Mac sat up on the couch, “Alright, but come on, why now? Really, the mag-lev stuff can wait, at least until we get past this grand jury mess.”
“And then what, wait until we get past this GMA mess, and then the next mess? There’s always another mess, Mac. Of all people you know that. Christ, Mac, you’re the Mess-Master! Besides, didn’t Lincoln build the transcontinental railway in the middle of the Civil War?”

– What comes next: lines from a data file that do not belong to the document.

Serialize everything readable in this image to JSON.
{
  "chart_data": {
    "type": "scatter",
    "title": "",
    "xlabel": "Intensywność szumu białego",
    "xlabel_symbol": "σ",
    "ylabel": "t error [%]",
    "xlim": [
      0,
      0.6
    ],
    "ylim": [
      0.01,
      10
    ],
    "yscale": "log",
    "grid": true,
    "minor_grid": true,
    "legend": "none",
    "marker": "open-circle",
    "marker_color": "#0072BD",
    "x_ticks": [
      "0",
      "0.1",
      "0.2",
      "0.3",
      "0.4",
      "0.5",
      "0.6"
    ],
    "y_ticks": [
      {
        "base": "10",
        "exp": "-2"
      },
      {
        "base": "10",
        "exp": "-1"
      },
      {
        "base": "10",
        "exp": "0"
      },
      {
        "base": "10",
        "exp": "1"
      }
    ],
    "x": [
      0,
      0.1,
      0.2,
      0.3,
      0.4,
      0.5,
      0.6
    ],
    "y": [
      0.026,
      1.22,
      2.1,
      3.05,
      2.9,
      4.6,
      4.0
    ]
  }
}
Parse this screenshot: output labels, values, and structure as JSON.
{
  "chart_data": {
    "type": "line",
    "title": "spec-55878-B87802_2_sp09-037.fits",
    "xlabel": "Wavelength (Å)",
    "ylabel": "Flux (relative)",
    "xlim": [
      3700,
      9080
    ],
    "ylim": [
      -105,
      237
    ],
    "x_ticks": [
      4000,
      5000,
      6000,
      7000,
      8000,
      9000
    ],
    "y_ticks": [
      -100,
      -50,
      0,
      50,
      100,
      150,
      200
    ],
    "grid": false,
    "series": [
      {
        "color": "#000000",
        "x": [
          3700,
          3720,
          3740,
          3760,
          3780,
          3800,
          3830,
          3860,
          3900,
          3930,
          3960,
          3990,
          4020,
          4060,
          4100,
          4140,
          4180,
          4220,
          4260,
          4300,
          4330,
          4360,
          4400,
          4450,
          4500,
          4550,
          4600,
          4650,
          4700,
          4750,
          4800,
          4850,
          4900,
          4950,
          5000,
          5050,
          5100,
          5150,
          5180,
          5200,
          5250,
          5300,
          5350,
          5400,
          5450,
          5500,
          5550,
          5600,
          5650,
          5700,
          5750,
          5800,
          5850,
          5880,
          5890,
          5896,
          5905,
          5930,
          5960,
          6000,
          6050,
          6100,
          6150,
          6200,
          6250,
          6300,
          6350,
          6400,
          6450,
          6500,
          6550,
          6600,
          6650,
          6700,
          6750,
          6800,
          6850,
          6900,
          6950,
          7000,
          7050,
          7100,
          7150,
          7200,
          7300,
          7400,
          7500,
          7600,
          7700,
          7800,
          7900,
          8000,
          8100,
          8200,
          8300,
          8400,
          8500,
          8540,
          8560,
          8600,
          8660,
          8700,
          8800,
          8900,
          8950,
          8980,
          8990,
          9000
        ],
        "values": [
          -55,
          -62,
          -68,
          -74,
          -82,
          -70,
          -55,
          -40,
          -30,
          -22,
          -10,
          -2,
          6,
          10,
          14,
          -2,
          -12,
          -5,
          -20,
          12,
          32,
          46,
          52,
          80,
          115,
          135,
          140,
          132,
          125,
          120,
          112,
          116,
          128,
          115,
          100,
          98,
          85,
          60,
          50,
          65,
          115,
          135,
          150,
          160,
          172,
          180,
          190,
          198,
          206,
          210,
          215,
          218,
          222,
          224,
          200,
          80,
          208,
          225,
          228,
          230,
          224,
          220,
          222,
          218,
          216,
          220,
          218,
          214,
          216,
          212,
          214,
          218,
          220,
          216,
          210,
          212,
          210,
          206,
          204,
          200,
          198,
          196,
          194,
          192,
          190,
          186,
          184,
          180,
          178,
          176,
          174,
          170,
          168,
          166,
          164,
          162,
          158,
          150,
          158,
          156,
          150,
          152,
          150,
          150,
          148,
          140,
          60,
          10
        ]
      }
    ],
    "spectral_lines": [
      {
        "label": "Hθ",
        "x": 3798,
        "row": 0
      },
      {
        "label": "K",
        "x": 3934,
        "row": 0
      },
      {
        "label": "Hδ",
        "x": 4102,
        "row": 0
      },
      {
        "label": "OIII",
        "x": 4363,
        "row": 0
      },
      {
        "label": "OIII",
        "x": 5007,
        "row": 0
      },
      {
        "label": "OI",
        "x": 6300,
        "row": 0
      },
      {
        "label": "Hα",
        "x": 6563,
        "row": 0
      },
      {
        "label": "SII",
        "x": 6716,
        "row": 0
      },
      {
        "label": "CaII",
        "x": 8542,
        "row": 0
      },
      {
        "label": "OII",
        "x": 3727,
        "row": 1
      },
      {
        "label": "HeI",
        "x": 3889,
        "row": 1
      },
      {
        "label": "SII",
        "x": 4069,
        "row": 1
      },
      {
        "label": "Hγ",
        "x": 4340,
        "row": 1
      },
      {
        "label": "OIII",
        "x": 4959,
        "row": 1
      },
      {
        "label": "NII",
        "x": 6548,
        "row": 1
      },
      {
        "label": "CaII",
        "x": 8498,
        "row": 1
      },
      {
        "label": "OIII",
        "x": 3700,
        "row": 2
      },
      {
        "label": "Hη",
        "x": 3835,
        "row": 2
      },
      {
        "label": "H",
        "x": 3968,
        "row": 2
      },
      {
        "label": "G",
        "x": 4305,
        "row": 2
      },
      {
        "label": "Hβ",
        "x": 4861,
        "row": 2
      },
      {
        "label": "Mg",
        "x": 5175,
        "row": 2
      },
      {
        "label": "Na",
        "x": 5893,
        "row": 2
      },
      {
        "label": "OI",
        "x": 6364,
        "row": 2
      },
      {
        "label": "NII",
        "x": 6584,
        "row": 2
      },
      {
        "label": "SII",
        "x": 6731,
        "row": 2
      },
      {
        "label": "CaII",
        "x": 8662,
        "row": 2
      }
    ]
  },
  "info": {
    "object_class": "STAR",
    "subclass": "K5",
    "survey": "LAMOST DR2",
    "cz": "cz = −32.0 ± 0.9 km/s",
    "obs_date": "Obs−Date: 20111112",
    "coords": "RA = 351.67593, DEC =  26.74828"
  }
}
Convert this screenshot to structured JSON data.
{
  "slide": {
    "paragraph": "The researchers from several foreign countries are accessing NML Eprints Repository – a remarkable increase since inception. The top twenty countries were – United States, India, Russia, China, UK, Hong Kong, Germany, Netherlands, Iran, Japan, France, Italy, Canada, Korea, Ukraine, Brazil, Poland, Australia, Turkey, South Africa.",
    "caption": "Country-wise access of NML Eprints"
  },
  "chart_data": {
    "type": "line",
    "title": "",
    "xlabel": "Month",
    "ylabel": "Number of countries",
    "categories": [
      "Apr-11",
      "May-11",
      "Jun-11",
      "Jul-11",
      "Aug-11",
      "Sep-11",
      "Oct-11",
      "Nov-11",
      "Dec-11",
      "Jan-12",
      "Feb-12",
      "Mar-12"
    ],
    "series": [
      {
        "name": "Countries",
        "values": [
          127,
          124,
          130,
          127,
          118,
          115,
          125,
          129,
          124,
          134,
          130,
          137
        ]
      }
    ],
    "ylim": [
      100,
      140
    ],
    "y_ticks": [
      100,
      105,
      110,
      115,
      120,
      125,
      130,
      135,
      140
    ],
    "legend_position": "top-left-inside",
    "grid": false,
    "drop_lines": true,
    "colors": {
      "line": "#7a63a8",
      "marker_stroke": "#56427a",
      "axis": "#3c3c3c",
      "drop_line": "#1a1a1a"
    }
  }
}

“Really? I didn’t know that…”
“And Eisenhower built the interstate highway system. So, why can’t we get started on this? Pyramids aren’t built in a day. So, let’s get it done.”
Mac smiled, remembering.
The president laughed to himself at his own saying, then moved over to his desk, looking for the briefing folder amidst the other files, “Speaking of which, what’s going on with the investigation?”
“Which one?”
“No kidding. The theaters, I mean.”
“They found the bus in another remote location, Minnesota backwoods. Covered over in a hole just like the car from Redwood Falls. Except this time, our offender – whom we have tentatively, and oh-so-originally code named, The Driver – was still in the seat.”